Years after the return of the Chechens and Ingush from exile, Soviet propaganda talked about reports from the NKVD, the Soviet secret police, in which they described battles with saboteurs in the mountains as if they were on the scale of the Battle for Stalingrad.
The situation is completely different in modern Putin's Russia, which is attempting to erase even the twisted memory of the tragedy.
The deportation took place on the day of the Soviet Army and Navy on 23 February 1944, with people rounded up in town squares on the pretext of participating in a solemn meeting for this event. This holiday remains important in Russia, and the mourning events of the Chechens and Ingush, their speeches, and the memories of the survivors, do not fit into the picture of the greatness of the USSR which Putin and his regime has been trying to restore for 22 years.
Therefore, for the last 10 years, Chechen authorities have directly banned the remembrance of the deportations, even imprisoning those who would dare to defy this.
In Ingushetia, with the efforts of Moscow appointed former head Yunus-bek Yevkurov, the authorities tried to introduce 23 February as the day of the army and navy, ‘just like everywhere else’. Yevkurov explained that the deportations could be remembered in the kitchen, as in the USSR.
The death train
But instead of the Victory Train that rolled through Chechnya and Ingushetia this year, the authorities there should have approached the Kremlin with an initiative to launch a ‘Deportation Train’ to run across the country.

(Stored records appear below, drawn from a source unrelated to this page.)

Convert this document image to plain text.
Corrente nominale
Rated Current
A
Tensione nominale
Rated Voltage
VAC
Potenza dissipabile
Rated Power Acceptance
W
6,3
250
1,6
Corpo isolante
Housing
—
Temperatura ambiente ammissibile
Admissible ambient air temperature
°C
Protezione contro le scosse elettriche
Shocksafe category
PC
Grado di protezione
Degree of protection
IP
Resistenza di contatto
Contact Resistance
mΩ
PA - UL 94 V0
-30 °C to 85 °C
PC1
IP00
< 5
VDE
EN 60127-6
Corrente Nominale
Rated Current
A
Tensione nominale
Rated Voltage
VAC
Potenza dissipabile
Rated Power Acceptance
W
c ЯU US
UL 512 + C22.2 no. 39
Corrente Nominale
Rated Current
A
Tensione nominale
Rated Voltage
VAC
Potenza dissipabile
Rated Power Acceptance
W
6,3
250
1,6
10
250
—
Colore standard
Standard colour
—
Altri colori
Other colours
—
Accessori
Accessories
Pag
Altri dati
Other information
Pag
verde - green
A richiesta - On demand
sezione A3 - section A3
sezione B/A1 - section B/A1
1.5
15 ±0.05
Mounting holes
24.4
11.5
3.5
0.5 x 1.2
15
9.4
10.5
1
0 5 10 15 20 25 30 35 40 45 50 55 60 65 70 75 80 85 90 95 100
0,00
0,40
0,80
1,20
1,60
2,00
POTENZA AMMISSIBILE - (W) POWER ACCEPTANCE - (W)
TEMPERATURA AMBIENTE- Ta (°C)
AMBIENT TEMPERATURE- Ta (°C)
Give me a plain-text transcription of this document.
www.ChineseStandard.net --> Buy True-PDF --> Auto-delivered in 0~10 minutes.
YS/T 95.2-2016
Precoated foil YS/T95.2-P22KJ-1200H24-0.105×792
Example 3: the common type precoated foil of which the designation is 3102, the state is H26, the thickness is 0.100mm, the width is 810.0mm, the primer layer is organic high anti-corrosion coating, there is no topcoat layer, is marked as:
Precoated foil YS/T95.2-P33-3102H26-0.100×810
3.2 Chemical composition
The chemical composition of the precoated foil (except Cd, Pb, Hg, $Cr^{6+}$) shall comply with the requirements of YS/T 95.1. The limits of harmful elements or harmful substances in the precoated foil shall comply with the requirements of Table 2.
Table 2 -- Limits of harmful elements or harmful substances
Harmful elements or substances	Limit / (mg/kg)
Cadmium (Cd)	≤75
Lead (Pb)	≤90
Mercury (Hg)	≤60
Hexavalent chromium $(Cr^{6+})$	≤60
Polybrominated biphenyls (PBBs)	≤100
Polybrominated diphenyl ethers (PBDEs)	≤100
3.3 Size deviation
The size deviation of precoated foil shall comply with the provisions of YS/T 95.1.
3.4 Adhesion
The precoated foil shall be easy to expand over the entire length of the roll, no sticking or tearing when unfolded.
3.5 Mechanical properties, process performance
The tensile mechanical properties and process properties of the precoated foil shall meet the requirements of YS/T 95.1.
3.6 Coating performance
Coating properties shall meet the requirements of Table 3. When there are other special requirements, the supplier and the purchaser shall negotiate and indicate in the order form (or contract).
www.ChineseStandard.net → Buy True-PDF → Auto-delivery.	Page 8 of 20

It would have train cars displaying how entire families died of typhus, hunger, and cold.
Where hungry and exhausted people pull the corpses of their dead family members out to bury them in the snow.
Where NKVD soldiers beat a mother with their rifle butts, to make her throw away her dead child’s body.
Where children begging for water reach out their hands through the bars of cattle car windows.
Where an NKVD officer pulls a little girl by the hair from her mother’s body, before kicking her corpse from the train, leaving it to roll down a trackside embankment.
Such a train could have consisted of hundreds of thematic cars.
And on the platform, they could build a small village of houses, dugouts, and cattle sheds, where whole families are buried. It would be nice to install a wall against which adults and children would have been shot, for trying to find food for their loved ones.
This is how our ‘Deportation Train’ would be, because just under half of those who were driven into the train cars on 23 February 1944 never returned from exile.
Almost every family has lost someone close to them, and no one knows where they are buried or if they are buried at all, perhaps being devoured by wild animals in the cold winter of 1944.
There is a Soviet-era slogan about the Second World War — ‘No one is forgotten and nothing is forgotten’. These words have a completely different meaning for us.
We remember the names of almost everyone and pass this pain and memory to our children and grandchildren, and they will pass it on to their own. Because to us, truly, no one is forgotten and nothing is forgotten.
The opinions expressed in this article are the author’s alone, and do not necessarily reflect the views of OC Media’s editorial board.